Thanks to the amazing scientific principle known as "low budget," the universe is utterly littered with earth-like worlds, all of which seem to support life pretty much exactly like here, only with goofier foreheads. It has long been a source of annoyance to me that few in visual SF seem the least bit interested in the fact that the universe *isn't* much like earth, and in fact that's what makes it interesting in the first place.
You tell me there's another earth out there, and, yeah, that's interesting, but frankly, it just means another planet full of mildew and allergies and some invariably awful ailment never before seen by humanity. Probably something involving the bowels in some traumatic fashion. It always seems to be the bowels.
(Wanna' know why I can't take Star Trek seriously? Reason # 426: No one ever gets the Hershey Squirts. Think about that. Think about the time you went to Mexico and drank the water. Think about the time you got bad clams at Red Lobster. Think about that one time you just kind of inexplicably came down with the cruds for no good reason, and spent three days with the sluices open at both ends. Think of how EASY it is to have something awful happen in your down-below areas, and then ponder the fact that no one in the entire 40 year history of Trek has *EVER* gotten the trots.)
Realistically, if I wanted to deal with animals and bad smells and weather and earthquakes and crap, I really wouldn't want to leave earth in the first place, now would I? Thus the idea of leaving our fairly miserable planet, which at least has some nice theme parks, and heading to some other fairly miserable planet just like ours, but *without* theme parks, doesn't have much appeal. Planets are for chumps. When people say, "Well, we need a planet to live on," you just look down your nose at them and say "You haven't really thought this through, have you, Picard. Planets are what we're here to rise above." It's a shame the way budgetary concessions end up shaping people's views of science and reality.
Anyway: As yet, Life has not been discovered anywhere else in the universe, apart from our little world. Most people assume life elsewhere is probably, however, and that proof will turn up any day. Public opinion (Post-Star Wars) is that life is everywhere, and aliens are real. Public opinion pre-Star Wars was just the opposite. "Aliens? Are you crazy? You need a good beating, my friend!"
As it happens, life elsewhere in the universe may be *much* rarer than previously thought. Life is, in large part, based on the interactions of Carbon and Oxygen. Well, we've been finding lots and lots of Carbon in space, but surprisingly little Oxygen.

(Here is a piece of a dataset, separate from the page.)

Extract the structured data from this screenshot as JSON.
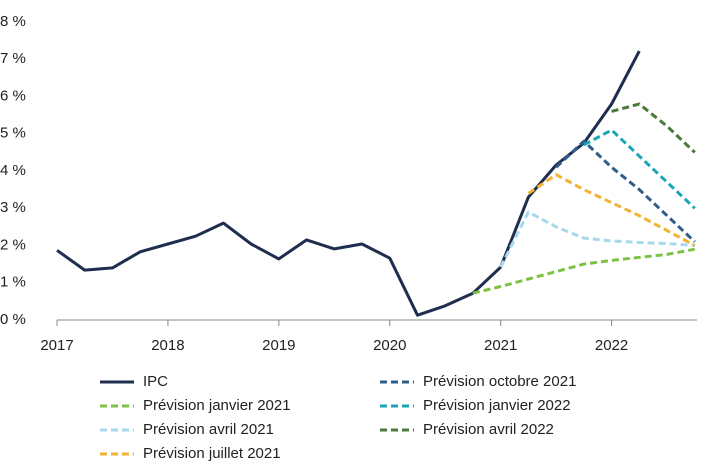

This is actually kind of interesting. WHY is there so little O2 out there? According to our (Somewhat theoretical) models on such things, there should be plenty, but if so, where is it going? The answer may surprise you:
It appears that the Carbon is gobbling it up and turning it into Carbon Monoxide. That's right: poisonous exhaust like out of your car. Evidently once the cycle starts, the Carbon starts grabbing the Oxygen, and it doesn't stop until all the Oxygen has been used up. If this is the case, and it appears to be, then the likelihood of worlds that can support life just became vastly, vastly smaller.
It doesn't rule it out entirely - we're here, after all - but what it basically means is that even if you had a planet that had the same exact conditions as earth over the last couple billion years, you'd likely only end up with a planet of smog.